Yoga Postures/Stretching
Janet has studied extensively with Continuum founder, Emilie Conrad and her associate Susan Harper. Continuum is the practice of using breath as a vehicle for our attention. Attention is one of our greatest tools for making contact with our self on a purely organismic level and how we relate within an ever expanding world of living organisms. The experience of ourselves as part of a greater whole, as only one organism in rhythmic relationship to trillions of other organisms, not only expands our personal sense of “I’, but also creates the potential for increased immunity.

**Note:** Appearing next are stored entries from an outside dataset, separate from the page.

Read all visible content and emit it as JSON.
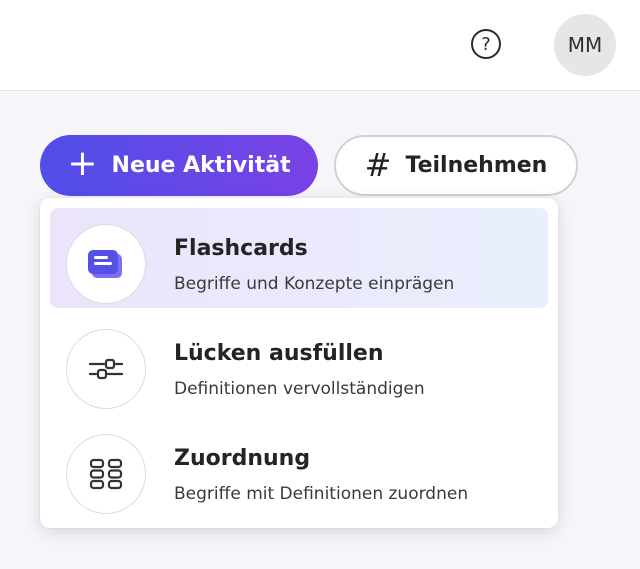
{
  "header": {
    "help_icon": "question-circle-icon",
    "avatar_initials": "MM"
  },
  "actions": {
    "new_activity_label": "Neue Aktivität",
    "join_label": "Teilnehmen"
  },
  "menu": {
    "items": [
      {
        "title": "Flashcards",
        "subtitle": "Begriffe und Konzepte einprägen",
        "icon": "flashcards-icon",
        "highlighted": true
      },
      {
        "title": "Lücken ausfüllen",
        "subtitle": "Definitionen vervollständigen",
        "icon": "fill-blanks-icon",
        "highlighted": false
      },
      {
        "title": "Zuordnung",
        "subtitle": "Begriffe mit Definitionen zuordnen",
        "icon": "matching-icon",
        "highlighted": false
      }
    ]
  },
  "colors": {
    "primary_gradient_start": "#4f4ee8",
    "primary_gradient_end": "#7a42e6",
    "highlight_bg": "#ebe4fb"
  }
}
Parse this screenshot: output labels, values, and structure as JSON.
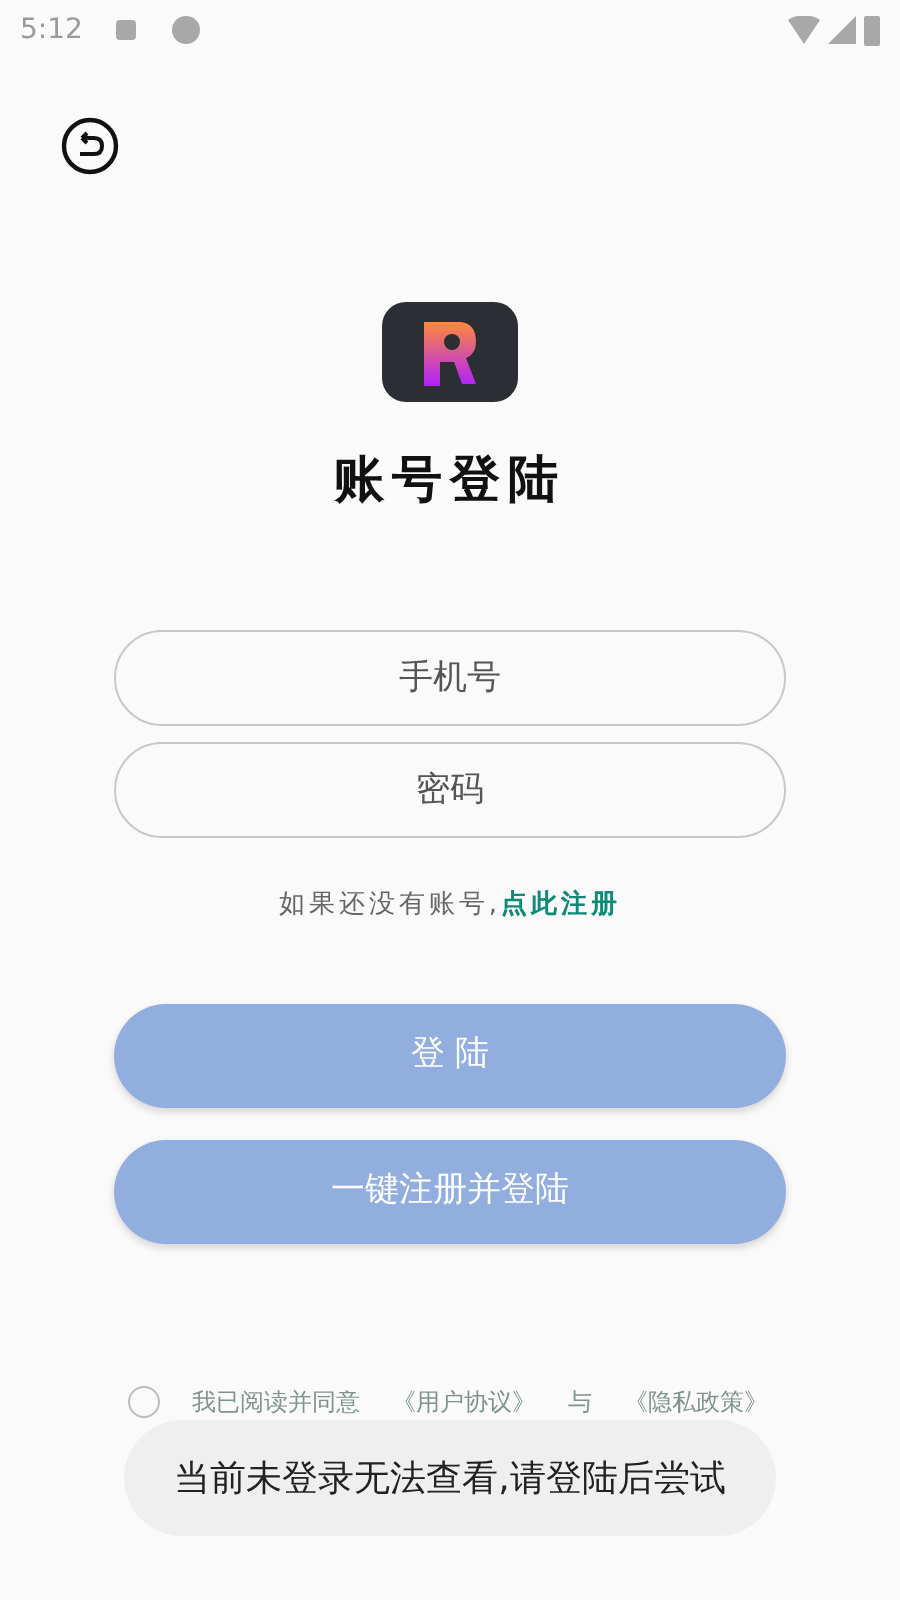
{
  "status_bar": {
    "time": "5:12"
  },
  "title": "账号登陆",
  "fields": [
    {
      "placeholder": "手机号"
    },
    {
      "placeholder": "密码"
    }
  ],
  "register_hint": {
    "text": "如果还没有账号,",
    "link": "点此注册"
  },
  "buttons": [
    "登 陆",
    "一键注册并登陆"
  ],
  "agreement": {
    "checked": false,
    "text": "我已阅读并同意",
    "links": [
      "《用户协议》",
      "《隐私政策》"
    ],
    "joiner": "与"
  },
  "toast": "当前未登录无法查看,请登陆后尝试"
}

Becoming aware of the way we are breathing, or rather being breathed, can affect the way we feel in more ways than one. It can be like taking a vacation from a life filled with demands and pressures. It can also deepen the experience of being in a body and in living fully moment by moment. Awareness is expanded and our perception of sensation becomes amplified to the point of actually being moved by the Qi or energy innately at work in our lives. Self-produced sounds and observing the resultant waves of movement in naturally held poses assists with de-programming the nervous system and to letting go of negatively held postures (un-posturing), or repetitive movements that lead to degeneration of joints, tendon and bones.
Conscious observation of our breathing patterns and sounding into areas of pain are sometimes invoked into a treatment, especially when our aim is to decrease the frequency of chronic pain and encourage pain-free movement.